Litecoin (LTC) has slipped roughly 46% from its 2025 high, yet on-chain metrics and derivatives flows have shown a notable surge in large-holder activity that complicates the bearish price narrative. Market observers say the split between price action and ‘smart money’ behavior suggests accumulation at lower levels even as retail interest wanes.
On-chain analytics recorded a spike in large transfers—transactions exceeding $100,000—reaching a five-week high as of January 2026, and wallets holding more than 100,000 LTC rose by more than 6% over the prior 90 days, according to Santiment.
These moves coincide with dips below the $75–$76 area, a pattern traders often interpret as opportunistic buying by sophisticated holders.

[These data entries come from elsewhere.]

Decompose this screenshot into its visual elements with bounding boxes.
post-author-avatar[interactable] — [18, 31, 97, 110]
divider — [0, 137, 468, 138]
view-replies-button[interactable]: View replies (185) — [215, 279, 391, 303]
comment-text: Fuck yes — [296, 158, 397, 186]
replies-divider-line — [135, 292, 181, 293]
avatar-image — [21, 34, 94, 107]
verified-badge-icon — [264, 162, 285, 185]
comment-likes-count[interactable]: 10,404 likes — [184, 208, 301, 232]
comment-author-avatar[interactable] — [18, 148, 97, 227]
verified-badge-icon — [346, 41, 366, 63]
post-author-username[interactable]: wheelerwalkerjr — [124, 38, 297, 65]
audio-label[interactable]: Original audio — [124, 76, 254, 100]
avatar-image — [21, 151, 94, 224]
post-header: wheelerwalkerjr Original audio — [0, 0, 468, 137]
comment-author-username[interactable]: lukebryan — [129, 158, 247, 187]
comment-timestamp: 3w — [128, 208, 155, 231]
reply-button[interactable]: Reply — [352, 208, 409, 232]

Technically, weekly indicators such as RSI and On-Balance Volume registered bullish divergences in recent analyses, a setup that analysts interpret as higher-confidence reversal potential. Market commentary pointed to resistance around $102, with intermediate breakout thresholds at $95 and $120–$150 for stronger moves.
Litecoin derivatives and scenario framing
Derivatives activity has amplified the picture. Litecoin’s open interest rose to 8.25 million LTC—its highest level since Oct. 10, 2025—reflecting increased leverage and speculative positioning, per FXStreet and market trackers. Coinglass metrics have likewise shown a positive Whale vs. Retail Delta since Q4 2024, indicating larger holders dominated flows as smaller traders pulled back.
Beyond flows, proponents highlighted Litecoin’s structural strengths—very low transaction fees (reported under $0.001) and optional privacy via MimbleWimble Extension Blocks—as enduring utilities that support longer-term demand, even if developer activity has drawn scrutiny in prior years.
Investors are now watching whether the on-chain accumulation and elevated open interest translate into price momentum in the coming weeks. Forecasts referenced in recent coverage project a range of scenarios: a near-term rebound to roughly $112–$136 in Q1 2026, with broader year-end targets that assume sustained bullish conditions and market breadth.
Continued monitoring of whale transfers, open interest levels and the $132.23 38.2% Fibonacci barrier will be central to assessing whether this divergence resolves into a durable recovery or a transient squeeze.